October 28, 2018 - e-flux Architecture - History/Theory returns with six new contributions
e-flux Architecture
October 28, 2018
October 28, 2018

e-flux Architecture

Gustav Gull, reconstruction of the ETH main building hall, 1915, originally designed by Gottfried Semper, 1864. Image courtesy of the gta archives / ETH Zürich, Gottfried Semper holdings.

History/Theory returns with six new contributions
Featuring Samia Henni, Mark Jarzombek, Reinhold Martin, Spyros Papapetros, Meredith TenHoor, and Anthony Vidler.

www.e-flux.com/architecture/history-theory/

When the Institute for the History and Theory of Architecture (gta) of ETH Zürich was first founded in 1967, it was one of several comparable initiatives in Germany, France, Scandinavia, the United Kingdom, and the United States. They emerged at a time when calls for a critical revision of modernism and a corresponding re-formulation of the theoretical underpinnings of architecture were particularly shrill. It was also a time when, in a search to legitimate the practice of architecture and to transcend the pragmatic demands of functional, social or technical premises granted to the profession during post-war boom years, architectural practitioners dedicated themselves to historical inquiry and theoretical reflection, incorporating it into the very foundation of their design work. A utopian impulse of self-determination ran through the institutions, with architecture figuring as both means and ends. Yet that project of discursive autonomy surreptitiously effected a retreat from larger socio-political contexts and concerns. Today, such utopian impulses seem to belong to distant past.

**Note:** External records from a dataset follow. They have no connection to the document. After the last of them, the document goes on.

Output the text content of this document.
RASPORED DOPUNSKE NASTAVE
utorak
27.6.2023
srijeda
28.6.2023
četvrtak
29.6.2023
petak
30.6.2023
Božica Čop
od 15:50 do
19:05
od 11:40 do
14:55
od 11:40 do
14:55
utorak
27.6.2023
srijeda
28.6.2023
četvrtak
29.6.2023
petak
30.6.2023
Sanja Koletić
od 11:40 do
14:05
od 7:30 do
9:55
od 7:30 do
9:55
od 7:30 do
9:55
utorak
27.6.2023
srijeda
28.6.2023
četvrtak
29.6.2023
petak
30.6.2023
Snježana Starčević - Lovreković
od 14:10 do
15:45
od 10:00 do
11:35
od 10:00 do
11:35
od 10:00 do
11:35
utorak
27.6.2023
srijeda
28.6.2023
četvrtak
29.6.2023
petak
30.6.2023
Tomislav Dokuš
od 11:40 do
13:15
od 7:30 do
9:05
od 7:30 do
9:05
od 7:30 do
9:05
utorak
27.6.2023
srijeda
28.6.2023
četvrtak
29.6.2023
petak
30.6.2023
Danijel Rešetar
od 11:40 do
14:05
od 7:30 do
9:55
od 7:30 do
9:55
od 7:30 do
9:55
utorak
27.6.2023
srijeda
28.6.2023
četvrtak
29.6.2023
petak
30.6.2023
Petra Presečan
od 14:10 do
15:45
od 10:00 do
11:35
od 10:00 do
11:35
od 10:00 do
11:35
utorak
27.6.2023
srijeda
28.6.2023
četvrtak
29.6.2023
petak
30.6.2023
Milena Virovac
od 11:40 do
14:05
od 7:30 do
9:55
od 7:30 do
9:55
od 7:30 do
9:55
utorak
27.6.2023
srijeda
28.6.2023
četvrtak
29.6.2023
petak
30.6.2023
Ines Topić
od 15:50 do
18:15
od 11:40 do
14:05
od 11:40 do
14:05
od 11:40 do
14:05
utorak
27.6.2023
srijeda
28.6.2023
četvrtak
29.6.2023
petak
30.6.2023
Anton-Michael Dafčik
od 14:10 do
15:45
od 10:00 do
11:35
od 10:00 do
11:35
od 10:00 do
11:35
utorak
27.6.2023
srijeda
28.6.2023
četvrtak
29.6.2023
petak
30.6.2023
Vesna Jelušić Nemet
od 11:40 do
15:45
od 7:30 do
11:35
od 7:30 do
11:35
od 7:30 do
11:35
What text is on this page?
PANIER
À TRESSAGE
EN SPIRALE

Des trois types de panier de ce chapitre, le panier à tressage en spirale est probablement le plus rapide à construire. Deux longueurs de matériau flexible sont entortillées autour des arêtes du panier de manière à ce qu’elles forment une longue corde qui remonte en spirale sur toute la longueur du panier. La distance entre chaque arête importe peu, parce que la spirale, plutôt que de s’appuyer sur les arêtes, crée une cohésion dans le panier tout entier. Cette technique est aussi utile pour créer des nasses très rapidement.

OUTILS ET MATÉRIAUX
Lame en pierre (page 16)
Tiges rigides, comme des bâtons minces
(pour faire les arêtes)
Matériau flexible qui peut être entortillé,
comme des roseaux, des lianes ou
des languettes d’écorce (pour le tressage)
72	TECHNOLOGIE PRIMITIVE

If there is no theoretical framework, no grand narrative, no normative system of values that offers architects orientation today as there might have been fifty years ago, there is a chance to learn from the mistakes of the past, map out new horizons, and work towards more inclusive, global futures. For we should not take for granted the ways in which architecture has been, is, and can be brought into history. It is essential to recognize the fact that the canon of architectural knowledge, which is still largely treated as the basis of the discipline and its pedagogy, is founded upon inherited practices that all too often contradict the very principles put forward by the institutions themselves. Knowledge is produced through a plurality of forms and in a multitude of sites, and not just those sanctioned by privileged traditions.

The task that stands before us today very well might require unlearning what we know and treat to be history and theory in the first place. We need to rethink how it is formed, who it is for, what role it plays, and how it relates to architectural praxis and its cultural field more widely. It is not that architecture is currently in an a-theoretical or a-historical phase, but that it remains frustratingly irrelevant. It has become an academic discipline shaped by academic carriers for academics and not by or for architecture and its challenges. This is why history and theory has never been needed more than it is today, and in its most radical and nuanced forms.

History/Theory, a project by e-flux Architecture and the Institute for the History and Theory of Architecture (gta), ETH Zürich, is returning over the next two weeks with six new contributions that continue its exploration into the contemporary status and potential future of architecture history/theory.

History/Theory debuted in 2017 with contributions by Richard Anderson, Andreas Beyer, Maristella Casciato, Peter Eisenman, Kurt W. Forster, Christophe van Gerrewey, Jacques Herzog, Sonja Hildebrand, Bernd Nicolai, Joan Ockman, Vittoria di Palma, Brigitte Sölch, Laurent Stalder, Stephan Trüby, Philip Ursprung, and Richard Wittman.

Following an event that took place at e-flux on November 14, 2017, contributions by Samia Henni, Mark Jarzombek, Reinhold Martin, Spyros Papapetros, Meredith TenHoor, and Anthony Vidler will continue to question the institutional implications of the fact that knowledge is produced through a plurality of forms and in a multitude of sites, and not just those sanctioned by privileged traditions.